TR-WAXS data on hemoglobin and the solvent heating contribution. (a) TR-WAXS data at 100 µs after photolysis compared with that at 32 ms (multiplied by 2); 32 ms after photolysis, the unbound CO molecules have recombined to Hb and the scattering signal is due essentially to a temperature rise of the solvent. The 32-ms pattern was used to subtract the solvent response at any time delay after proper scaling. (b) The solvent response–subtracted time-resolved data at 100 µs after photolysis compared with the static equilibrium scattering difference between a deoxyHb equilibrium sample and an HbCO sample. (c) Laser-induced changes of the scattering patterns for several selected time delays (black, after solvent response subtraction). Data at all time delays have been fitted as a linear combination of the difference patterns at 200 ns and 100 µs (red). The TR-WAXS pattern obtained at 10 ns from photolysis of MbCO is shown to demonstrate the sensitivity of the technique to local tertiary structural changes. (d) The population kinetics of R-like species and T-like species estimated from TR-WAXS data. (e) Schematic representation of Hb structural dynamics between about 100 ns and 100 ms from photolysis.

Figure 4

Comparison between TR-WAXS scattering differences and scattering differences calculated from crystallographic structures. (a) The time-resolved difference pattern measured 100 µs after photolysis of HbCO is compared to the difference pattern calculated from the R2 and T crystallographic structures (PDB files 1BBB and 2HHB were used as models of the R2 and T structures, respectively). (b) Snapshot of the CO-bound alpha subunit.
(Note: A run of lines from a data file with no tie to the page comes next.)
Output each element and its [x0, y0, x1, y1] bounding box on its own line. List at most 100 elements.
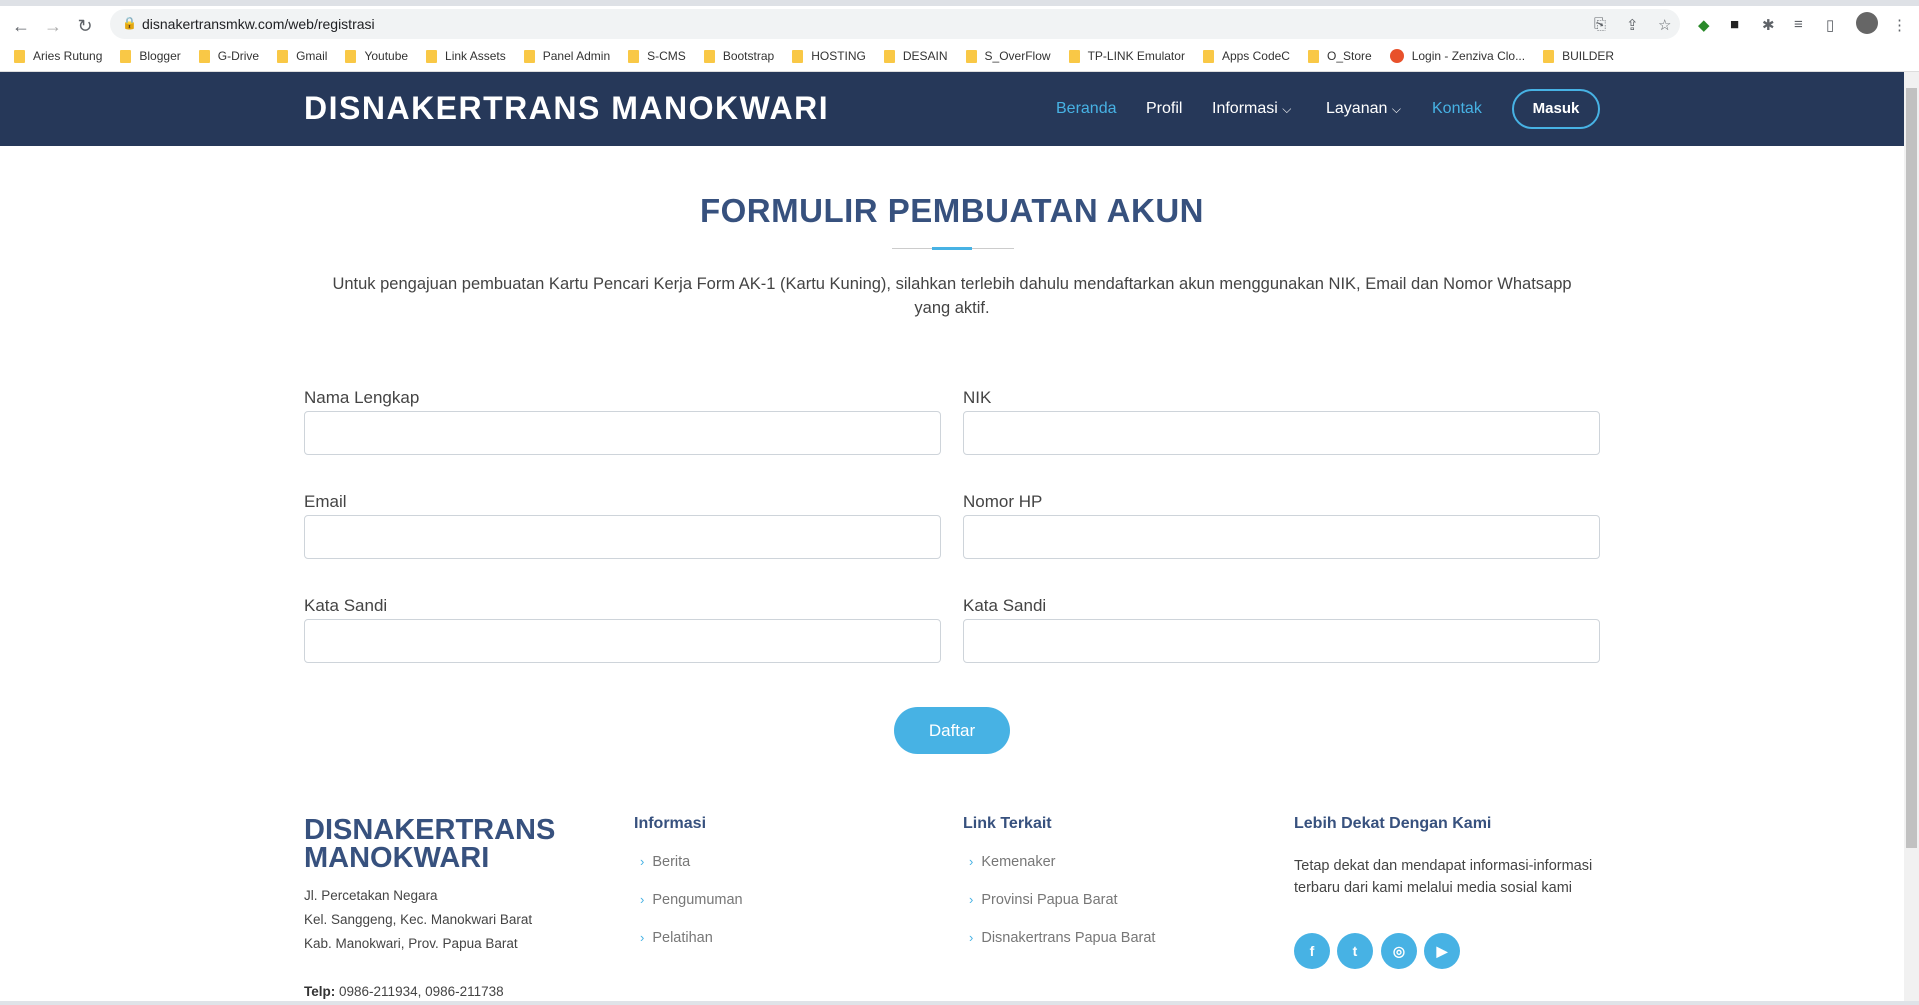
bookmark-item[interactable]: S_OverFlow: [965, 46, 1051, 66]
puzzle-icon[interactable]: ✱: [1762, 16, 1775, 34]
extension-icon[interactable]: ◆: [1698, 16, 1710, 34]
chevron-right-icon: ›: [640, 930, 645, 945]
status-strip: [0, 1001, 1919, 1005]
bookmark-item[interactable]: O_Store: [1307, 46, 1372, 66]
footer-social-text: Tetap dekat dan mendapat informasi-infor…: [1294, 858, 1593, 896]
bookmark-item[interactable]: TP-LINK Emulator: [1068, 46, 1185, 66]
field-input-1[interactable]: [963, 411, 1600, 455]
navbar: DISNAKERTRANS MANOKWARI Beranda Profil I…: [0, 72, 1904, 146]
bookmark-item[interactable]: G-Drive: [198, 46, 259, 66]
footer-brand-line: MANOKWARI: [304, 842, 490, 874]
folder-icon: [965, 49, 977, 63]
folder-icon: [277, 49, 289, 63]
bookmark-label: Login - Zenziva Clo...: [1411, 49, 1526, 63]
twitter-icon[interactable]: t: [1337, 933, 1373, 969]
bookmark-label: O_Store: [1326, 49, 1372, 63]
side-panel-icon[interactable]: ▯: [1826, 16, 1834, 34]
bookmark-item[interactable]: Link Assets: [426, 46, 506, 66]
bookmark-item[interactable]: BUILDER: [1543, 46, 1614, 66]
field-input-4[interactable]: [304, 619, 941, 663]
back-icon[interactable]: ←: [10, 15, 32, 37]
field-label: Nama Lengkap: [304, 388, 420, 407]
field-label: Nomor HP: [963, 492, 1043, 511]
nav-beranda[interactable]: Beranda: [1056, 100, 1117, 118]
scrollbar-thumb[interactable]: [1906, 88, 1917, 848]
chevron-right-icon: ›: [969, 930, 974, 945]
bookmark-item[interactable]: DESAIN: [883, 46, 948, 66]
site-brand[interactable]: DISNAKERTRANS MANOKWARI: [304, 90, 829, 127]
footer-link[interactable]: › Provinsi Papua Barat: [969, 892, 1118, 908]
footer-link-label: Kemenaker: [981, 854, 1056, 870]
field-input-2[interactable]: [304, 515, 941, 559]
folder-icon: [426, 49, 438, 63]
bookmark-item[interactable]: HOSTING: [792, 46, 866, 66]
nav-layanan[interactable]: Layanan ⌵: [1326, 100, 1401, 118]
bookmark-label: Bootstrap: [722, 49, 775, 63]
phone-label: Telp:: [304, 984, 336, 999]
footer-link[interactable]: › Kemenaker: [969, 854, 1056, 870]
folder-icon: [120, 49, 132, 63]
facebook-icon[interactable]: f: [1294, 933, 1330, 969]
login-button[interactable]: Masuk: [1512, 89, 1600, 129]
bookmark-item[interactable]: S-CMS: [628, 46, 686, 66]
register-button[interactable]: Daftar: [894, 707, 1010, 754]
bookmark-item[interactable]: Apps CodeC: [1202, 46, 1290, 66]
bookmark-item[interactable]: Aries Rutung: [14, 46, 102, 66]
lock-icon: 🔒: [122, 16, 137, 30]
bookmark-item[interactable]: Gmail: [277, 46, 327, 66]
folder-icon: [1068, 49, 1080, 63]
share-icon[interactable]: ⇪: [1626, 16, 1639, 34]
field-input-5[interactable]: [963, 619, 1600, 663]
field-input-0[interactable]: [304, 411, 941, 455]
url-text: disnakertransmkw.com/web/registrasi: [142, 16, 375, 32]
address-bar[interactable]: 🔒 disnakertransmkw.com/web/registrasi: [110, 9, 1680, 39]
youtube-icon[interactable]: ▶: [1424, 933, 1460, 969]
form-description: Untuk pengajuan pembuatan Kartu Pencari …: [332, 275, 1572, 317]
forward-icon[interactable]: →: [42, 15, 64, 37]
footer-link-label: Disnakertrans Papua Barat: [981, 930, 1156, 946]
bookmark-item[interactable]: Login - Zenziva Clo...: [1389, 46, 1526, 66]
footer-link-label: Berita: [652, 854, 691, 870]
bookmark-label: Link Assets: [445, 49, 506, 63]
folder-icon: [1543, 49, 1555, 63]
bookmark-item[interactable]: Bootstrap: [703, 46, 775, 66]
bookmark-label: TP-LINK Emulator: [1087, 49, 1185, 63]
bookmark-item[interactable]: Panel Admin: [523, 46, 610, 66]
bookmark-label: HOSTING: [811, 49, 866, 63]
folder-icon: [14, 49, 25, 63]
chevron-right-icon: ›: [969, 854, 974, 869]
address-line: Kab. Manokwari, Prov. Papua Barat: [304, 936, 518, 951]
footer-informasi-title: Informasi: [634, 815, 707, 832]
nav-profil[interactable]: Profil: [1146, 100, 1182, 118]
reading-list-icon[interactable]: ≡: [1794, 16, 1803, 33]
footer-link[interactable]: › Pengumuman: [640, 892, 743, 908]
bookmark-label: Gmail: [296, 49, 328, 63]
address-line: Kel. Sanggeng, Kec. Manokwari Barat: [304, 912, 533, 927]
footer-link-label: Pengumuman: [652, 892, 743, 908]
folder-icon: [1307, 49, 1319, 63]
chevron-right-icon: ›: [640, 854, 645, 869]
nav-kontak[interactable]: Kontak: [1432, 100, 1482, 118]
instagram-icon[interactable]: ◎: [1381, 933, 1417, 969]
profile-avatar[interactable]: [1856, 12, 1878, 34]
reload-icon[interactable]: ↻: [74, 15, 96, 37]
star-icon[interactable]: ☆: [1658, 16, 1671, 34]
bookmark-item[interactable]: Youtube: [345, 46, 408, 66]
footer-link[interactable]: › Pelatihan: [640, 930, 713, 946]
footer-link[interactable]: › Berita: [640, 854, 690, 870]
folder-icon: [523, 49, 535, 63]
chevron-right-icon: ›: [640, 892, 645, 907]
bookmark-label: Apps CodeC: [1221, 49, 1290, 63]
footer-link[interactable]: › Disnakertrans Papua Barat: [969, 930, 1155, 946]
field-input-3[interactable]: [963, 515, 1600, 559]
bookmark-label: BUILDER: [1562, 49, 1615, 63]
menu-icon[interactable]: ⋮: [1892, 16, 1907, 34]
nav-label: Informasi: [1212, 100, 1278, 117]
address-line: Jl. Percetakan Negara: [304, 888, 438, 903]
field-label: Kata Sandi: [963, 596, 1047, 615]
bookmark-item[interactable]: Blogger: [120, 46, 181, 66]
extension-icon[interactable]: ■: [1730, 16, 1739, 33]
translate-icon[interactable]: ⎘: [1594, 16, 1606, 33]
nav-informasi[interactable]: Informasi ⌵: [1212, 100, 1291, 118]
folder-icon: [628, 49, 640, 63]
The E and F helices form the ‘clamshell’ that holds the heme in place. The blue arrows indicate the direction of the E and F motion during the ‘clamshell relaxation’. (c) Comparison of the 200 ns time-resolved data with the difference pattern calculated from the R2 crystal structure and its modified unligated version mimicking the effect of the clamshell relaxation.

Figure 5

Application of TR-WAXS to track folding of Cyt-c. (a) Schematic representation of light-induced folding of Cyt-c. (b) Time-resolved WAXS data relative to CO photolysis–induced folding of Cyt-c. A 200 ns laser pulse at 532 nm initiated photodissociation of the CO ligand, which in turn initiated the folding process. Experimental data at representative time delays are shown. (c) Population of the folded state as a function of time estimated from a linear combination of the experimental signal at 32 µs and 0.2 s.